The Regulatory Mix, TMI’s daily blog of regulatory activities, is a snapshot of PUC, FCC, legislative, and occasionally court issues that our regulatory monitoring team uncovers each day. Depending on their significance, some items may be the subject of a TMI Regulatory Bulletin.
The FCC entered into settlement agreements totaling $1.4 million with three relay providers in connection with their handling of IP-CTS calls. (Individuals who can use their own voice but have difficulty hearing utilize a Telephone Relay Service (TRS) called Internet Protocol Captioned Telephone Service (IP CTS) to engage in a telephone conversation using an Internet Protocol-enabled device that allows callers to simultaneously listen while reading captions of what the other party is saying.

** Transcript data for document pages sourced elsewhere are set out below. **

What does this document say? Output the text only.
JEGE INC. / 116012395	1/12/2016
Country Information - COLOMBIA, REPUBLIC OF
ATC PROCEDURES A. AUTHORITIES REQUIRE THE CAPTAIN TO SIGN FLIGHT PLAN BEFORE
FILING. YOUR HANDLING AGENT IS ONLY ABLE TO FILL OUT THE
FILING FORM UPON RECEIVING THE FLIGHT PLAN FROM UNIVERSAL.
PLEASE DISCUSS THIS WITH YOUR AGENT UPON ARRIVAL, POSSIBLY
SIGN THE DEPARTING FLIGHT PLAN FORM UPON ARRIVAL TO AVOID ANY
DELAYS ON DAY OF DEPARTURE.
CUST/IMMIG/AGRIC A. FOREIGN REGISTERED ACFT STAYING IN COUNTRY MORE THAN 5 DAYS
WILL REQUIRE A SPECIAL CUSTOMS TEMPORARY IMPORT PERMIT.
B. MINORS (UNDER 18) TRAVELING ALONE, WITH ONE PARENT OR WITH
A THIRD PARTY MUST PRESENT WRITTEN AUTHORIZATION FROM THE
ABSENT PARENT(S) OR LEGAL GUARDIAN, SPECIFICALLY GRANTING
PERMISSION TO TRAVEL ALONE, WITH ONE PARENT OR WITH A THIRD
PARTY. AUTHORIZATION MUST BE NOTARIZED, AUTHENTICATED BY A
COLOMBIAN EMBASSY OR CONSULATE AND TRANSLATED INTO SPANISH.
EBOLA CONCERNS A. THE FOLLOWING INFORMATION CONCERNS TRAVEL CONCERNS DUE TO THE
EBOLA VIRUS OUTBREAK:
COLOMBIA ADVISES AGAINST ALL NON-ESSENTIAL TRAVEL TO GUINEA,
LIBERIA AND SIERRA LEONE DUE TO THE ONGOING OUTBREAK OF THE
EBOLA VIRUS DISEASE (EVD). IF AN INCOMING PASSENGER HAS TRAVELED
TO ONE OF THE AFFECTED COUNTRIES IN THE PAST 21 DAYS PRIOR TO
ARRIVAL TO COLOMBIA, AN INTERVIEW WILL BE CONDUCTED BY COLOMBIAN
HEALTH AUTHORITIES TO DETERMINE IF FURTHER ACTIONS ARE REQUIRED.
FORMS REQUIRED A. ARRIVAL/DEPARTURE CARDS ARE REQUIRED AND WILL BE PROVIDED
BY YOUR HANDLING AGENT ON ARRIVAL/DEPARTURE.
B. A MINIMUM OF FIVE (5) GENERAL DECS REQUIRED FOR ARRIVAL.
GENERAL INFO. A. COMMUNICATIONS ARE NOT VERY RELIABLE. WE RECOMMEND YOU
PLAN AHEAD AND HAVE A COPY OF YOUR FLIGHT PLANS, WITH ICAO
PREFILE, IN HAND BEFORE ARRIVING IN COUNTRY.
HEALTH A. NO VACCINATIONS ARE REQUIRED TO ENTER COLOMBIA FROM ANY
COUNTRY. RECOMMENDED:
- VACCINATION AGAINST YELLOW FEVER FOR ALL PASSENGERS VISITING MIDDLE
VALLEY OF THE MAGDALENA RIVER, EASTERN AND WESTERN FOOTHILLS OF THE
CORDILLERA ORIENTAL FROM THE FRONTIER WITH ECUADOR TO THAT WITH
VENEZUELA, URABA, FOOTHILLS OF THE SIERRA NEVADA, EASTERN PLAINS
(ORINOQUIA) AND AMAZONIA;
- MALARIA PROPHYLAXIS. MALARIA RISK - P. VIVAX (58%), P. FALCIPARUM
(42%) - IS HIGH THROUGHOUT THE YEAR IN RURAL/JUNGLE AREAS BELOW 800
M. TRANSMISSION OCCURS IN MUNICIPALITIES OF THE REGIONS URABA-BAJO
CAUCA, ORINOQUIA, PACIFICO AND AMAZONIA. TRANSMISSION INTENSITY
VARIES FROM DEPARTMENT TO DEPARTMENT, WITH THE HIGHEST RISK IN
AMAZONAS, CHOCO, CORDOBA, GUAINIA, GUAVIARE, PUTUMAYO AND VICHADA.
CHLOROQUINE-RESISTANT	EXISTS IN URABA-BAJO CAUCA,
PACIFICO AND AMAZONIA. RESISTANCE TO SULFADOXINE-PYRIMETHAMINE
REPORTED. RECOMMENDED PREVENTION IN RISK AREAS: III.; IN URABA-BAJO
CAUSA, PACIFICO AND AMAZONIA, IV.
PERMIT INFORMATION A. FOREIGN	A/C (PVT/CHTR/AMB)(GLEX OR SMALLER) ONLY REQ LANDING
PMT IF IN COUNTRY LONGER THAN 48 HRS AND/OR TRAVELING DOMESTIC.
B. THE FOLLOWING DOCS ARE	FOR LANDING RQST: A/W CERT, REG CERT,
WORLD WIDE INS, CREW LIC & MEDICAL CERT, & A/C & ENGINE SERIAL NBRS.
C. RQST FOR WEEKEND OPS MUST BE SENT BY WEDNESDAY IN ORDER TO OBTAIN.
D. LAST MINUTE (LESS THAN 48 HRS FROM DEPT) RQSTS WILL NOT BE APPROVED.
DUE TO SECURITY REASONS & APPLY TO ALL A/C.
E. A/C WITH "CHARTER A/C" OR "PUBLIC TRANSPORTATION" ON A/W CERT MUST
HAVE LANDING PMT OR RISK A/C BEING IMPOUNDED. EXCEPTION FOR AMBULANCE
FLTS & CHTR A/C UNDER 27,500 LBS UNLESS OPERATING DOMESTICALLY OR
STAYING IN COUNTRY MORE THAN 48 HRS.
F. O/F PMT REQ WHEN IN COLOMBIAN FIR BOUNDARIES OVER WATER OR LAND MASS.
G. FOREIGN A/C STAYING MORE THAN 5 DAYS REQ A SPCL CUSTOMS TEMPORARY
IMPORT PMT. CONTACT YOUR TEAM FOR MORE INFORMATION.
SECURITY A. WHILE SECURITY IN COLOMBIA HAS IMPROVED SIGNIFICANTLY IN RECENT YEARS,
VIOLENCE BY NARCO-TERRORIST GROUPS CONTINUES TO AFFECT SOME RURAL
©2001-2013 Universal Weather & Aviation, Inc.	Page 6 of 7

Companies that provide IP CTS do not charge consumers for the service, but are instead eligible to receive compensation from the federally-mandated TRS Fund as long as they have complied with the FCC’s TRS Rules and orders.) The settlements are the first enforcement actions against TRS providers involving the emergency call handling requirements.
To resolve the investigations, Sprint will pay $1,175,000, Hamilton will pay $235,000, and InnoCaption will pay $25,000. The companies also agreed to waive all rights and claims to reimbursements from the TRS Fund associated with IP CTS applications during the time that 911 calls could not be handled.
The FCC’s Enforcement Bureau and Consumer and Government Affairs Bureau discovered, through test calls made in 2014, that Hamilton Relay, InnoCaption, and Sprint Corp. were not able to accept and handle 911 emergency calls made using IP CTS applications, as required by FCC rules. The amount of time the companies were out of compliance varied. The FCC also found that the companies submitted inaccurate compensation requests to the TRS Fund administrator during the period the companies were not in compliance with the emergency call handling rules.
As part of their individual settlement, the companies admitted that their actions violated FCC rules and agreed to adopt detailed compliance plans to ensure future compliance with FCC rules, file compliance reports, inform and educate consumers on emergency calling, and strengthen policies and procedures for detection and notification of 911 call handling issues. In addition, the settlements require each company to develop and implement risk management processes to: (1) Identify risks that could result in 911 call failures; (2) Protect against such risks; (3) Detect future 911 call failures; (4) Respond to such failures with remedial actions, including notification to consumers; and (5) Recover from such failures on a timely basis.
Hamilton, InnoCaption, and Sprint also each agree to waive all rights and claims to reimbursements from the TRS Fund associated with IP CTS applications during the time that 911 calls could not be handled. To resolve the investigations, Sprint will pay $1,175,000, Hamilton will pay $235,000, and InnoCaption will pay $25,000, and each company will file detailed compliance reports with the FCC.